Iowa Electronic Markets, InTrade, and the overall clustering of polls in RCPs Electoral Map, and Intrade’s, etc. were accurate, and not for the first time.
Objectively and Subjectively, a student of history would find it hard to believe that this President would get re-elected handily (which he did not accomplish for himself or his party, although the Senate turned out better than Democrats originally expected).

Mourdock and Akin did not help in the Senate or in some other tight races.

I am not ready to pronounce that the presidential election was “stolen,” meaning that enough fraud took place in enough places to flip enough electoral votes, but, there is something that does not seem to add up, literally or figuratively, rationally or intuitively. I hope John Fund, Scott Rasmussen, Michael Barone and friends are on the case. Eric Holder isn’t.

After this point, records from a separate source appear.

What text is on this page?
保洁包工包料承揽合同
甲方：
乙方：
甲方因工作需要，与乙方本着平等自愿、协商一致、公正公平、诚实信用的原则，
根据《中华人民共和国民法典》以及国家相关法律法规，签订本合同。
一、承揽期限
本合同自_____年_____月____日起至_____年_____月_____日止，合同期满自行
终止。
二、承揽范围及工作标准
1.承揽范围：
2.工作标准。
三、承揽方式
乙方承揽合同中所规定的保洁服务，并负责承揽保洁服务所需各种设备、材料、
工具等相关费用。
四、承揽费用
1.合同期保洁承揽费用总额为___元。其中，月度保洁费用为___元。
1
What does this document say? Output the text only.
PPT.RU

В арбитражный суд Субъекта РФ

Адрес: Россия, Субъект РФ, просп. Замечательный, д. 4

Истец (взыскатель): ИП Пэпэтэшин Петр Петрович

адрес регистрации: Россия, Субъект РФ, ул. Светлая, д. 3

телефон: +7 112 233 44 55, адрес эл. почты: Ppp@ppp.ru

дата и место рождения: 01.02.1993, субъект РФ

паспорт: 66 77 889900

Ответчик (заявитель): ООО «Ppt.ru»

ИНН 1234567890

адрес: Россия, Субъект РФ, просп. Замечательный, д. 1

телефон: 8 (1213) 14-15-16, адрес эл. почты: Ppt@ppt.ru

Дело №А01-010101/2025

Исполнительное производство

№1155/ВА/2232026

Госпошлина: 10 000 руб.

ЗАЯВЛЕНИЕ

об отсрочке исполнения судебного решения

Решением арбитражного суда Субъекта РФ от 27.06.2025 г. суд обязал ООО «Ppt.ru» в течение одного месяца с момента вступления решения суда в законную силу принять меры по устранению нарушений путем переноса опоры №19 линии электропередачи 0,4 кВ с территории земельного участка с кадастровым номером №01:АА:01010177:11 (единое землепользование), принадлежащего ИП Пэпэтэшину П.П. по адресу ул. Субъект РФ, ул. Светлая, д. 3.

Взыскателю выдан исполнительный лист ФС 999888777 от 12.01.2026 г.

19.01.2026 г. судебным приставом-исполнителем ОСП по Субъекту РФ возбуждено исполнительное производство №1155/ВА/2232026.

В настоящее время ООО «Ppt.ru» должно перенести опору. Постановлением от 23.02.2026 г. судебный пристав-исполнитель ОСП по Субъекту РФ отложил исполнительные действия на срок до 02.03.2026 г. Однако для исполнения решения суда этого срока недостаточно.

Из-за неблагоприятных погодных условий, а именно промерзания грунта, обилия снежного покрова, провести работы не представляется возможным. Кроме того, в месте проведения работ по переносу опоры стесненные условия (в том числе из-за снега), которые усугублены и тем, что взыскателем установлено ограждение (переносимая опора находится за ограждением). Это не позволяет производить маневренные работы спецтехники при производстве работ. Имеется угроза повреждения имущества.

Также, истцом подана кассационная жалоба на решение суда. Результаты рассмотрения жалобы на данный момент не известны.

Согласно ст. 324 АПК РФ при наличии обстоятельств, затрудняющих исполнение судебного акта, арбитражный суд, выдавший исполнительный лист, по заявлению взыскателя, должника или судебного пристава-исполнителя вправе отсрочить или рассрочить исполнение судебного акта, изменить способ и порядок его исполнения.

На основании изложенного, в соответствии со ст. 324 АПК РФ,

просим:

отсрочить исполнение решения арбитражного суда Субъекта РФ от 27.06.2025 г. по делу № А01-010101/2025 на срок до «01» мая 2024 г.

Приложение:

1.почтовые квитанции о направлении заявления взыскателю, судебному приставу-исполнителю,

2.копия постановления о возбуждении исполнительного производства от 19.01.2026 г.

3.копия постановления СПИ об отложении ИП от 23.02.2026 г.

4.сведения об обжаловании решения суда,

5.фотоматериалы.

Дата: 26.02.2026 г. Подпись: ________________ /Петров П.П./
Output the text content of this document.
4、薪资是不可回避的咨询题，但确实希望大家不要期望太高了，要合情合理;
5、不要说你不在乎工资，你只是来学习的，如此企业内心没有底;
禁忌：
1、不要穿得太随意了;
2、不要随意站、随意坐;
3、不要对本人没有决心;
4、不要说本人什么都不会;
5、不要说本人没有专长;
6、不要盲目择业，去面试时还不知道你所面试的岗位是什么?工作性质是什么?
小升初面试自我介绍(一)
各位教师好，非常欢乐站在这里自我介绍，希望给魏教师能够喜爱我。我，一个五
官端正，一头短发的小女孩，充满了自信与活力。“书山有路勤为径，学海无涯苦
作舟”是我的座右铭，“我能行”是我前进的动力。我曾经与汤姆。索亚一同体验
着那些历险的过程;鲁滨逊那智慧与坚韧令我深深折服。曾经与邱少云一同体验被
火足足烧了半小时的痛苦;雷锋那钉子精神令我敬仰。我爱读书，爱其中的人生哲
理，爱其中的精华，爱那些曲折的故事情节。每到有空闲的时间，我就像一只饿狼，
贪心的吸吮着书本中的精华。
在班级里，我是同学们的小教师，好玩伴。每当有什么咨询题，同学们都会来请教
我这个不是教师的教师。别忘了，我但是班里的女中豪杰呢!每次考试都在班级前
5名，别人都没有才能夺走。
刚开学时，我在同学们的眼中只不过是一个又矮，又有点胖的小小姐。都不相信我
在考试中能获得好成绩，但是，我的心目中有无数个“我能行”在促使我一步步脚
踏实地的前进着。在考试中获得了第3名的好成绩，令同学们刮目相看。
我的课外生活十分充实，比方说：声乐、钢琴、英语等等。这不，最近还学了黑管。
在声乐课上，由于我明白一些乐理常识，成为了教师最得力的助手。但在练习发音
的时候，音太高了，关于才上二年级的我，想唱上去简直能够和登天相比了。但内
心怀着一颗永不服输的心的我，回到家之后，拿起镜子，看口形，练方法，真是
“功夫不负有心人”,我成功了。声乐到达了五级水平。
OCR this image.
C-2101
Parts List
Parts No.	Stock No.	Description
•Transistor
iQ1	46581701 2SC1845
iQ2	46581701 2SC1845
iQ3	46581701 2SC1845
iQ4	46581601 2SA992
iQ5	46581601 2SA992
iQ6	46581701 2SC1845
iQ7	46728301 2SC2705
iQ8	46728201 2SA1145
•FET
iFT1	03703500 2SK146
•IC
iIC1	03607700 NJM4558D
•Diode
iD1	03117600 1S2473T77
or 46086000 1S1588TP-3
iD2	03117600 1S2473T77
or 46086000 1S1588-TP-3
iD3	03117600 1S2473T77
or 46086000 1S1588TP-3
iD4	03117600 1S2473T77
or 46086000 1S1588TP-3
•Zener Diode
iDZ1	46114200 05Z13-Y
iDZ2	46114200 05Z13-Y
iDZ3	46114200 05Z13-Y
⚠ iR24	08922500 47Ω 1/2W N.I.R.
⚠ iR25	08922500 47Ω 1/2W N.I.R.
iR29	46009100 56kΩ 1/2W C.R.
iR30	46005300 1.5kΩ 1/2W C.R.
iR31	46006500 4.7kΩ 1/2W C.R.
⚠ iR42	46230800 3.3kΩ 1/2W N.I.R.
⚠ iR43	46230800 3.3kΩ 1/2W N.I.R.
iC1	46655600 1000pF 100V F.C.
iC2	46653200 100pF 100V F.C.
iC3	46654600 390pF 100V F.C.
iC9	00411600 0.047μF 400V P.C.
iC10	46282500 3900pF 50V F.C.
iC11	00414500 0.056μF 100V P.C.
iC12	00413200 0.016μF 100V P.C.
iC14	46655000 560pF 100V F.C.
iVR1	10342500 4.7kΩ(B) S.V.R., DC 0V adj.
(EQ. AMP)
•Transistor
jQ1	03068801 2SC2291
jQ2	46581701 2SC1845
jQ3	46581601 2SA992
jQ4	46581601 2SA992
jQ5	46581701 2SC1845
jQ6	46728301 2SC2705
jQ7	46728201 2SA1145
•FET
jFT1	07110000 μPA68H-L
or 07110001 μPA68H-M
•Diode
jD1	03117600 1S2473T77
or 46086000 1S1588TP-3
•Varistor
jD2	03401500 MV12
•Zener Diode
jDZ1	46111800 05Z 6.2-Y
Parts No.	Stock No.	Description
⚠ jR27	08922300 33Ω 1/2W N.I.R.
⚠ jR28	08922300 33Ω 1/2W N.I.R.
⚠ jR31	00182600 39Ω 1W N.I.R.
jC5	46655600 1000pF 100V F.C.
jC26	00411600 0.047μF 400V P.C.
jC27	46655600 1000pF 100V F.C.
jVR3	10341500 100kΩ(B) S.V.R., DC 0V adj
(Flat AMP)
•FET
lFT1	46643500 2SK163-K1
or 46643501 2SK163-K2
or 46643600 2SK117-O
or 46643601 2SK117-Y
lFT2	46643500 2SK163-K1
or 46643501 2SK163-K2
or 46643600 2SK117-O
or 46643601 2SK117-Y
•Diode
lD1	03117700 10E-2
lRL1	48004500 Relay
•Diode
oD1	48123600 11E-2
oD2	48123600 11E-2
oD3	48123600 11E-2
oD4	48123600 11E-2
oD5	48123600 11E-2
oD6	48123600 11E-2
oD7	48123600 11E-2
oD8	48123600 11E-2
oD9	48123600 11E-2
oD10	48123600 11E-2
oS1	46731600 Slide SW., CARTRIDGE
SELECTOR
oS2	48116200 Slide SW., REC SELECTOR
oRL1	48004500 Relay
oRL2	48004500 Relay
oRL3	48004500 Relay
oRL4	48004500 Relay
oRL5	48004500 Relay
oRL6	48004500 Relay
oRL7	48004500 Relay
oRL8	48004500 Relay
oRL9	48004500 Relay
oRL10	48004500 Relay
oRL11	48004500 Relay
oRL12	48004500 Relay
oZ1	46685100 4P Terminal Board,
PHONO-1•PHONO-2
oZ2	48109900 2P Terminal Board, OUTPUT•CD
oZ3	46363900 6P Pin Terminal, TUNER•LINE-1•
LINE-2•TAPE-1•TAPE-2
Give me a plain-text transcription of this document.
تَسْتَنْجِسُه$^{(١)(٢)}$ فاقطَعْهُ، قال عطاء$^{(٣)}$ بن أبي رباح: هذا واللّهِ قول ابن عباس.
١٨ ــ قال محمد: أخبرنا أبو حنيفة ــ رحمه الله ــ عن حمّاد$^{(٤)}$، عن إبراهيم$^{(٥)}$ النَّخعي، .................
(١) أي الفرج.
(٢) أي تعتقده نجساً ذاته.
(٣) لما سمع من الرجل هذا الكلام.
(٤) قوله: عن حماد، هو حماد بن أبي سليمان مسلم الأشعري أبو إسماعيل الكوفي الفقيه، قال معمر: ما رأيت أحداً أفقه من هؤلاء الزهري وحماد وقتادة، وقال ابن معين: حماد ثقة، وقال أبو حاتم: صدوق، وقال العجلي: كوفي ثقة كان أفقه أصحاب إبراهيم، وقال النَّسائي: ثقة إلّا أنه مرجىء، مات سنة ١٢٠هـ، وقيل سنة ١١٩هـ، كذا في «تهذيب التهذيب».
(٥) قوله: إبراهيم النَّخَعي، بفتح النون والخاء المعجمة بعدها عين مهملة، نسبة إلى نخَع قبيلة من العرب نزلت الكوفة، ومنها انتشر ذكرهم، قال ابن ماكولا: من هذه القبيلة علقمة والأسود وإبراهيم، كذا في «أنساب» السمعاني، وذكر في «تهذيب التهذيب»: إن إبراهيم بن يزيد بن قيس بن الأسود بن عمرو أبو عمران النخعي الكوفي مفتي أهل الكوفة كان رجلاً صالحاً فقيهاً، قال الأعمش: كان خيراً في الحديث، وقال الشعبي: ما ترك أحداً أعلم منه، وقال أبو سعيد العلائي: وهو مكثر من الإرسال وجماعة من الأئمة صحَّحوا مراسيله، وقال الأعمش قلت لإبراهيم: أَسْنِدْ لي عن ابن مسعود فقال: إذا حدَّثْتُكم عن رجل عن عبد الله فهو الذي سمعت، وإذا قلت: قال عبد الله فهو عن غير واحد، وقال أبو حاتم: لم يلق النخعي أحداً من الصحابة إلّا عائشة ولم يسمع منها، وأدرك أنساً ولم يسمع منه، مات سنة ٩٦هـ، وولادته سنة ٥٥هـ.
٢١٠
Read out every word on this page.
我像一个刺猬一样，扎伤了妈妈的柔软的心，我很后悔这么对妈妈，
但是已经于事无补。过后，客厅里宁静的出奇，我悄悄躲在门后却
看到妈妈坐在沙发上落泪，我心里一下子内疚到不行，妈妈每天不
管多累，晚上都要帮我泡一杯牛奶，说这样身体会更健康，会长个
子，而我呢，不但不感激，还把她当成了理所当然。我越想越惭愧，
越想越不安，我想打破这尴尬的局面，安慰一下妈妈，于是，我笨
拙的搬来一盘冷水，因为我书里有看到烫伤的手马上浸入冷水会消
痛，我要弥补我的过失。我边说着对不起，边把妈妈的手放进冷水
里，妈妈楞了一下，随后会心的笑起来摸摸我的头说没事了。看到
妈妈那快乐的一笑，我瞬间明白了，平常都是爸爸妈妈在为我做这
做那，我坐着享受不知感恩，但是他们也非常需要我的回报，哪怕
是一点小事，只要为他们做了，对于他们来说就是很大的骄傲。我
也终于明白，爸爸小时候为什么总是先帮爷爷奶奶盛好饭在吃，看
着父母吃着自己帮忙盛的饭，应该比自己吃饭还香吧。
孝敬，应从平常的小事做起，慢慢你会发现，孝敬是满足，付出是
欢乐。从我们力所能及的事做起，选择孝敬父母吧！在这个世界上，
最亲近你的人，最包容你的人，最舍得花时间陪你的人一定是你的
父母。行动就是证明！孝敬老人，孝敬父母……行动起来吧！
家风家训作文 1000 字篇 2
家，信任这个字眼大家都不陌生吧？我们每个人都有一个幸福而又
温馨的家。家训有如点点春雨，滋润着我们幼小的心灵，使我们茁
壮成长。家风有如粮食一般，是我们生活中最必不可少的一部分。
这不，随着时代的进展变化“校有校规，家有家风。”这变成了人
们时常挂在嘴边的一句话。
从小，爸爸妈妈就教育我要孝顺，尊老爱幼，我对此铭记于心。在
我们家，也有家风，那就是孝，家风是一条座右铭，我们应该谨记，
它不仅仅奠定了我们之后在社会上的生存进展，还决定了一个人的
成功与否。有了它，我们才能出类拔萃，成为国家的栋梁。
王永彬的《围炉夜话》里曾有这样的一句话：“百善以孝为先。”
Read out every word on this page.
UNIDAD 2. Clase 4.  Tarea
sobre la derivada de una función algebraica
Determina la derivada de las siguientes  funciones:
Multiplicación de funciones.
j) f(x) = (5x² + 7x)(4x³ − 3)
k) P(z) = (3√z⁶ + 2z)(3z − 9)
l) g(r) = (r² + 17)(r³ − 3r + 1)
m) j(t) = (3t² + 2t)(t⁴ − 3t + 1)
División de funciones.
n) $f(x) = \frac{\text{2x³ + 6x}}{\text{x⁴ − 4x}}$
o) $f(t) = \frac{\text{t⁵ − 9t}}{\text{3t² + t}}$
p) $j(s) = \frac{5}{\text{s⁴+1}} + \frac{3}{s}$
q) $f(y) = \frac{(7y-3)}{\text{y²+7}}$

Jack The Ripper | November 13, 2012 at 11:56 pm

Oh, and Jewish Voters.

I am Jewish. Wife, too.

I happily predicted to a handful of friends and family that the Jewish Vote in the presidential election would drop to 70%.

I sadly predicted to those same people that the Jewish Vote in the presidential election would not drop below 70%.

Jack The Ripper | November 13, 2012 at 11:58 pm

Obama down 9 million votes.

Romney down much less from McCain, but enough to have made the difference. And, that is what stinks and stings.